Coordinates: 40°05′34″N 88°13′04″W / 40.0928°N 88.2179°W
Japan House is a learning facility founded in 1976 by Shozo Sato. It is part of the College of Fine and Applied Arts, at at the University of Illinois at Urbana–Champaign. The facility includes three tea rooms, or Chashitsu, a tea garden (Roji) and Japanese rock garden. It currently conducts classes in Japanese tea ceremony, Japanese Aesthetics and Ikebana for university students and members of the community.
Japanese artist Shozo Sato arrived at Krannert Center for the Performing Arts as an artist-in-residence in 1964, and began teaching tea ceremony. He struggled to find the right setting for the classes, sometimes even teaching them from his own home. Eventually, after several years, Morton Weir, then Vice Chancellor for Academic Affairs, now Chancellor Emeritus, heard of the rising popularity of these tea ceremonies. He arranged for Professor Sato to be able to use an old Victorian house on campus, at Lincoln Avenue and California (now the site of the Alice B. Campbell Alumni Center).
In the early 1990s Professor Sato retired, leaving the community, and the old Victorian was torn down for redevelopment.

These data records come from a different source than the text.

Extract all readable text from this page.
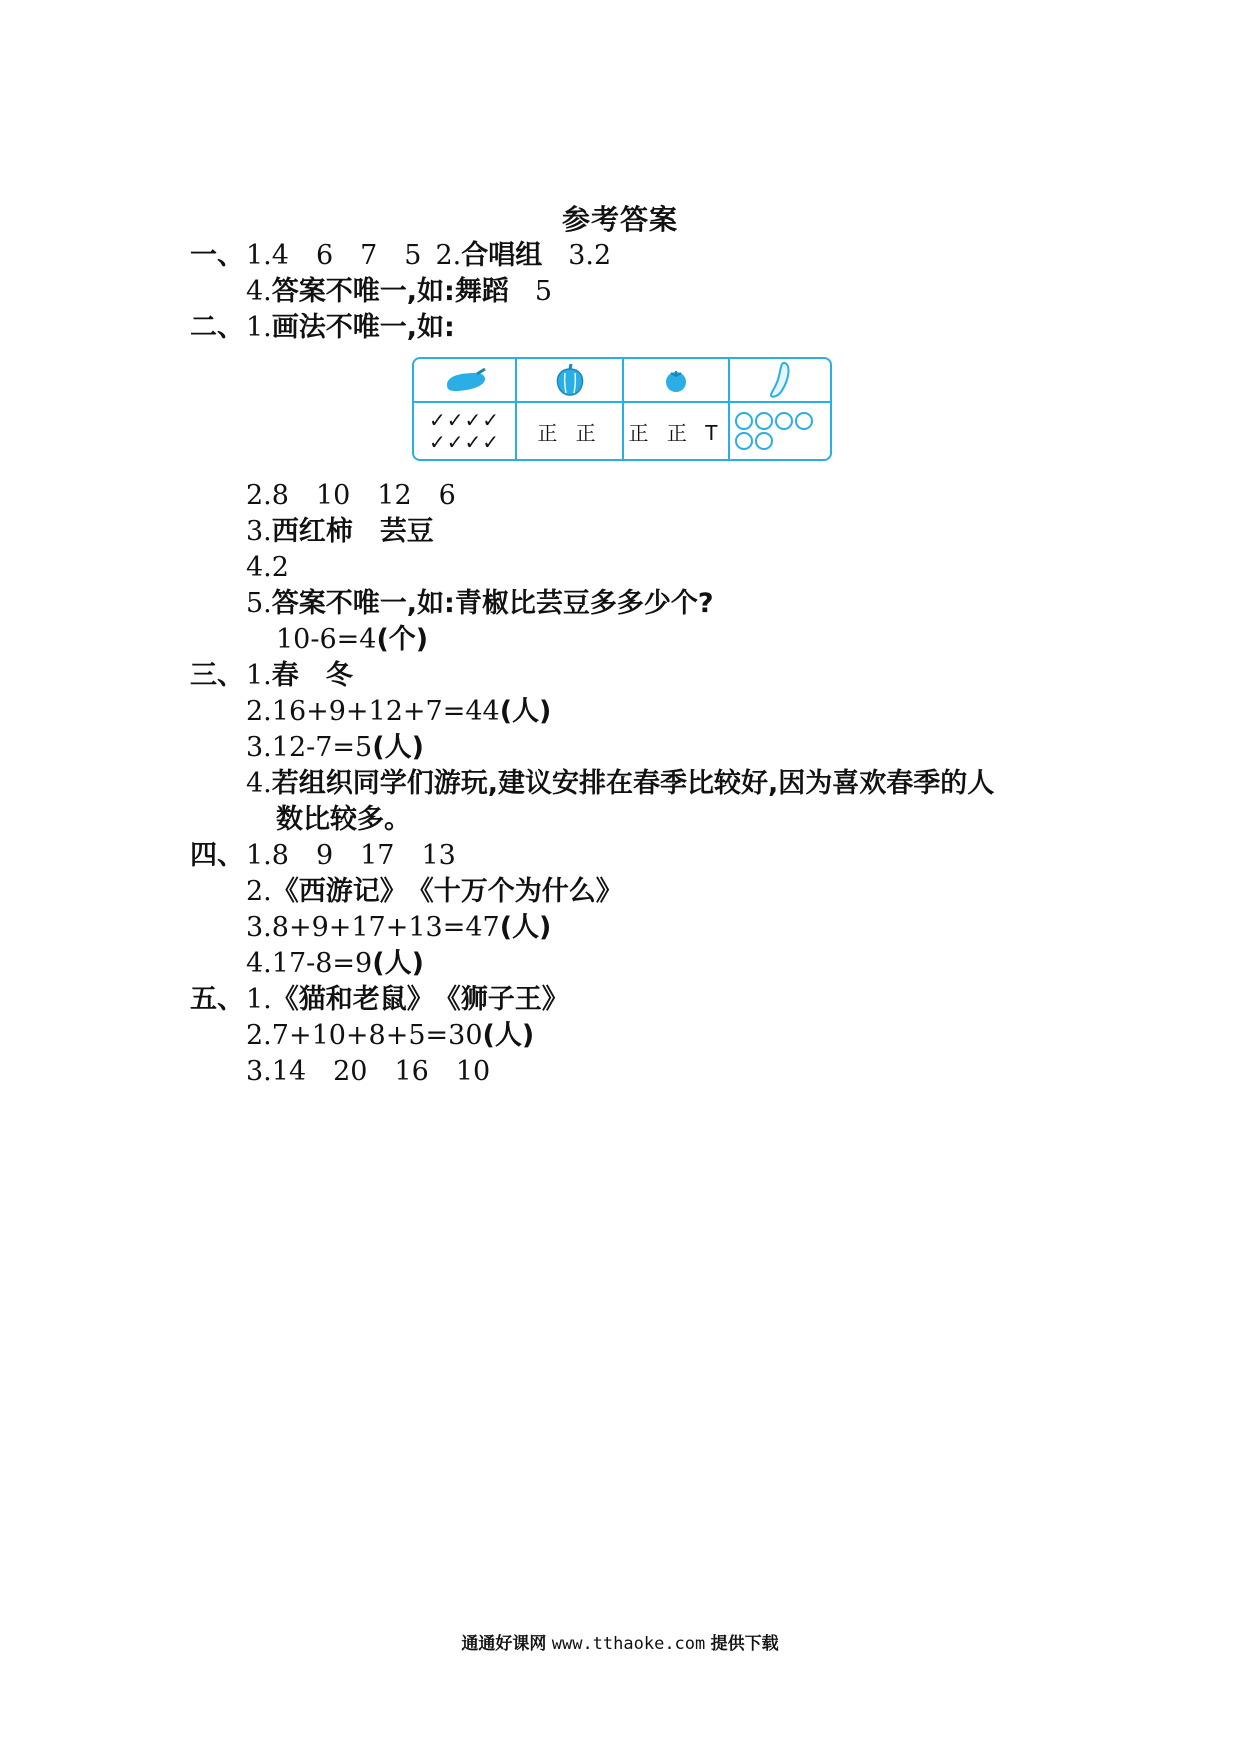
参考答案
一、 1.4　6　7　5 2.合唱组 3.2
4.答案不唯一,如:舞蹈 5
二、 1.画法不唯一,如:
✓✓✓✓
✓✓✓✓ 正 正 正 正 T
2.8　10　12　6
3.西红柿　芸豆
4.2
5.答案不唯一,如:青椒比芸豆多多少个?
10-6=4(个)
三、 1.春　冬
2.16+9+12+7=44(人)
3.12-7=5(人)
4.若组织同学们游玩,建议安排在春季比较好,因为喜欢春季的人
数比较多。
四、 1.8　9　17　13
2.《西游记》　《十万个为什么》
3.8+9+17+13=47(人)
4.17-8=9(人)
五、 1.《猫和老鼠》　《狮子王》
2.7+10+8+5=30(人)
3.14　20　16　10
通通好课网 www.tthaoke.com 提供下载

Professor Kimiko Gunji, a longtime teaching assistant of Professor Sato. She approached her tea school in Japan, the Urasenke Foundation of Tea, and they agreed to donate two tearooms for a new Japan House. With that commitment in hand, Professor Gunji and then Associate Provost Roger Martin moved ahead, receiving commitments for $100,000 from the Japan Illini Club, the Commemorative Association for the Japan World Exposition and the Japan Foundation Center for Global Partnership.